MIAMI-Office vacancies have hit a two-year low in the Miami-Dade County office market. So say mid-year stats from Cushman & Wakefield.

The overall vacancy rate for the Miami-Dade office market fell to 16.8% at mid-year 2011, down from 18.6% reported at the end of the previous quarter. That’s the lowest level since the second quarter of 2009, when vacancy measured 16.1%. The vacancy rate for class A space declined to 18.2%, down from 20.6% at the end of the first quarter of the year.

“Between three and 10 years ago there was very little product brought online because residential real estate developers snapped up just about every available land parcel,” William Holly, an executive director at Cushman & Wakefield, tells GlobeSt.com. “We didn’t have an oversupply. For the last three years firms have been downsizing and going out of business. Now, we see a settling in the market and the beginnings of a recovery.”

Indeed, year-to-date, 1.3 million square feet in new leases have been signed, up 4.6% from the 1.2 million square feet in leasing activity at this time last year, CushWake reports. While 888,633 square feet in leases were signed in the first quarter of 2011, activity slowed considerably in the second quarter, with 450,988 square feet of leases completed.

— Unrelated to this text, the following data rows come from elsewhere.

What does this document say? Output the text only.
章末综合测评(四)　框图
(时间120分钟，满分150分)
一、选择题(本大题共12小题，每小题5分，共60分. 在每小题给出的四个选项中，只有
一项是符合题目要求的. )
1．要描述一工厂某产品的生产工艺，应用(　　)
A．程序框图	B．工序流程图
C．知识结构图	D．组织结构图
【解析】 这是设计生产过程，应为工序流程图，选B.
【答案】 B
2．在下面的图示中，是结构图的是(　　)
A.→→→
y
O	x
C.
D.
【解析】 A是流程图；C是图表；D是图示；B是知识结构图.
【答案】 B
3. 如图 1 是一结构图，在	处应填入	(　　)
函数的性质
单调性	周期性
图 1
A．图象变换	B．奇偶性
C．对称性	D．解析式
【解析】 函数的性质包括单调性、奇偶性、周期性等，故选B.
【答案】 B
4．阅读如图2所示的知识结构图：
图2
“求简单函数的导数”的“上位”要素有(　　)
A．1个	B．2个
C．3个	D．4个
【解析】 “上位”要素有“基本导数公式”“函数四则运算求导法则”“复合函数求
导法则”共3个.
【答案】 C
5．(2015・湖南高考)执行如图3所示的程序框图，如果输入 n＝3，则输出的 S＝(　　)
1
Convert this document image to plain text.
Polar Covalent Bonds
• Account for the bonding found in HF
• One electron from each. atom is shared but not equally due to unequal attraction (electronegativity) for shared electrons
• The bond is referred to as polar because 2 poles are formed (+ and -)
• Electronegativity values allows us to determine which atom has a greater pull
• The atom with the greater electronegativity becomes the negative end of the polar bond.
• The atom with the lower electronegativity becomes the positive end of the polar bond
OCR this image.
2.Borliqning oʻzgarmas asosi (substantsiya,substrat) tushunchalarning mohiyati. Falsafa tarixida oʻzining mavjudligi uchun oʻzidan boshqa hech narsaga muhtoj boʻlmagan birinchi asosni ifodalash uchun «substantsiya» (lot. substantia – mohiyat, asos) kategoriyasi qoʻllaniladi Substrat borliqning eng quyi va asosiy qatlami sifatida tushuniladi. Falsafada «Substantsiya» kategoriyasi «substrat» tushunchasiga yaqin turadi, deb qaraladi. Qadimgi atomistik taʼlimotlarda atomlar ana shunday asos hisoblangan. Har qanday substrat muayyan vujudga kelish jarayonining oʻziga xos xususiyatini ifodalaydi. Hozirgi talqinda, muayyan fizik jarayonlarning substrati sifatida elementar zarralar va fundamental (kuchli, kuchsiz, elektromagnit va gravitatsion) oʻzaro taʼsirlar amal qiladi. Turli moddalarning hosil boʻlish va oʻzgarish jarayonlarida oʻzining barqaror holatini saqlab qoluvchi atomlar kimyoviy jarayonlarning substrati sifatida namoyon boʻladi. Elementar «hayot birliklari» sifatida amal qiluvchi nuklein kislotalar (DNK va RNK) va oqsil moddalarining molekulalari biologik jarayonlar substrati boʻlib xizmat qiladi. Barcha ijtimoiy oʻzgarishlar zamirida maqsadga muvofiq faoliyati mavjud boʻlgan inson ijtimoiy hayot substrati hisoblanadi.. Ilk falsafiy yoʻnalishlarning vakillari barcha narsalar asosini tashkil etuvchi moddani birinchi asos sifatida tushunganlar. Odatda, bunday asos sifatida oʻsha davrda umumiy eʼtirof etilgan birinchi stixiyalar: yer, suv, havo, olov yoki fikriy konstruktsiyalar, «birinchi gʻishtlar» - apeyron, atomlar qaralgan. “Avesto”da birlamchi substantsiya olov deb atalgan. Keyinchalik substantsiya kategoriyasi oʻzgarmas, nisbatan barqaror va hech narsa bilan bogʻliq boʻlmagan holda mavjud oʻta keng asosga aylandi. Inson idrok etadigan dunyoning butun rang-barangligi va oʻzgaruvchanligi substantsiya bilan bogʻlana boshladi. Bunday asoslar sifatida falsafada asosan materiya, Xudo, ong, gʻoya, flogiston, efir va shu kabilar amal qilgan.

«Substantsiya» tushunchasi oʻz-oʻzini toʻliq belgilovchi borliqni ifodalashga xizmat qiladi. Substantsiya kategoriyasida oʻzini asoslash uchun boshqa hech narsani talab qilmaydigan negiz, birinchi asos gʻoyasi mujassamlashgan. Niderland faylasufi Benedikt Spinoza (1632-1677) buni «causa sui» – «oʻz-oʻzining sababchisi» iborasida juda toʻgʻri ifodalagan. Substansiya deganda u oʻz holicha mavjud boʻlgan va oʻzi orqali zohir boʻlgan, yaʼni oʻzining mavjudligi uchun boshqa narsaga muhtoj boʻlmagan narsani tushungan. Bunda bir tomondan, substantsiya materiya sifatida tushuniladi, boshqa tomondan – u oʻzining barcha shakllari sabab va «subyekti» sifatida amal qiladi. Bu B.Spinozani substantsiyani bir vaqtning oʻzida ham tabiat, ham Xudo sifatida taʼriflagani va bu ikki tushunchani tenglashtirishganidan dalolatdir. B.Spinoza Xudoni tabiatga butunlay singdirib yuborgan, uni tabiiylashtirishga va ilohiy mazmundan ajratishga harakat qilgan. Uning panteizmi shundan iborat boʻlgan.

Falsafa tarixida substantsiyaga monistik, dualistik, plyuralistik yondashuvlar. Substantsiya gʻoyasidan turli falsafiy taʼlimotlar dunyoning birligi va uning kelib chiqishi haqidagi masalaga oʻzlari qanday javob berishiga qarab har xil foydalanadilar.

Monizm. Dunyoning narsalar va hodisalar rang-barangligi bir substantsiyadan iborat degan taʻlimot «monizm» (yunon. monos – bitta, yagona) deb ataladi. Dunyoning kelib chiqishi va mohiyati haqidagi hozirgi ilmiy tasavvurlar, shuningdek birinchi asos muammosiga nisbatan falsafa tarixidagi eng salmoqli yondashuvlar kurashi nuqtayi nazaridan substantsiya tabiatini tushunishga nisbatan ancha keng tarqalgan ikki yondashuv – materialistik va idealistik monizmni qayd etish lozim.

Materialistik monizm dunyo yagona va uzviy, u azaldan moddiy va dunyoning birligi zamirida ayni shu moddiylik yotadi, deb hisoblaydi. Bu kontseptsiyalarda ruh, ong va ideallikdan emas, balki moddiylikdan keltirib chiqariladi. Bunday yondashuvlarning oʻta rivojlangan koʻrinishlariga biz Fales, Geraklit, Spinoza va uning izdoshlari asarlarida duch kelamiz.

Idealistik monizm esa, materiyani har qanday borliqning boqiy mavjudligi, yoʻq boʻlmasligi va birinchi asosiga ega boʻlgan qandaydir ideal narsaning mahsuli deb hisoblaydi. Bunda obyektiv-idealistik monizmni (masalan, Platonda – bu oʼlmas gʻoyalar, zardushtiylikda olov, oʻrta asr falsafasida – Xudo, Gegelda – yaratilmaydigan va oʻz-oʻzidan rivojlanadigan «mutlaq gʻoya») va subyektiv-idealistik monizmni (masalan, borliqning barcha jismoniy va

Absorption totaled positive 90,498 square feet for the first half of the year. The negative 33,004 square feet in absorption during the second quarter detracted from the positive 123,502 square feet absorbed in the first quarter of the year, as the market continued to struggle to absorb the 1.5 million square feet of new office space inventory added in 2010. An additional 787,184 square feet of space is currently under construction, and expected to be completed in the second half of this year.

“Obviously 600 Brickell is going to deliver substantially vacant later this year,” Holly says. “So when that comes on the rolls it's going to increase the vacancy. I don’t see enough absorption in the short-term to overcome that. It’s still definitely a tenant’s market.”

Overall asking rents remained virtually unchanged, ending the second quarter at $30.10 per square foot, up from $29.99 per square foot at the end of the first quarter, according to CushWake. Asking rents for class A space averaged $36.37 per square foot at the end of the quarter, on par with $36.40 per square foot at the end of the first quarter.

“It will be a while before we see rent growth across the market,” Holly says. “We are seeing it in certain buildings. The optimists hang on to that while the pessimists hang on to the fact that other buildings are dropping rates because they’ve lost tenants.”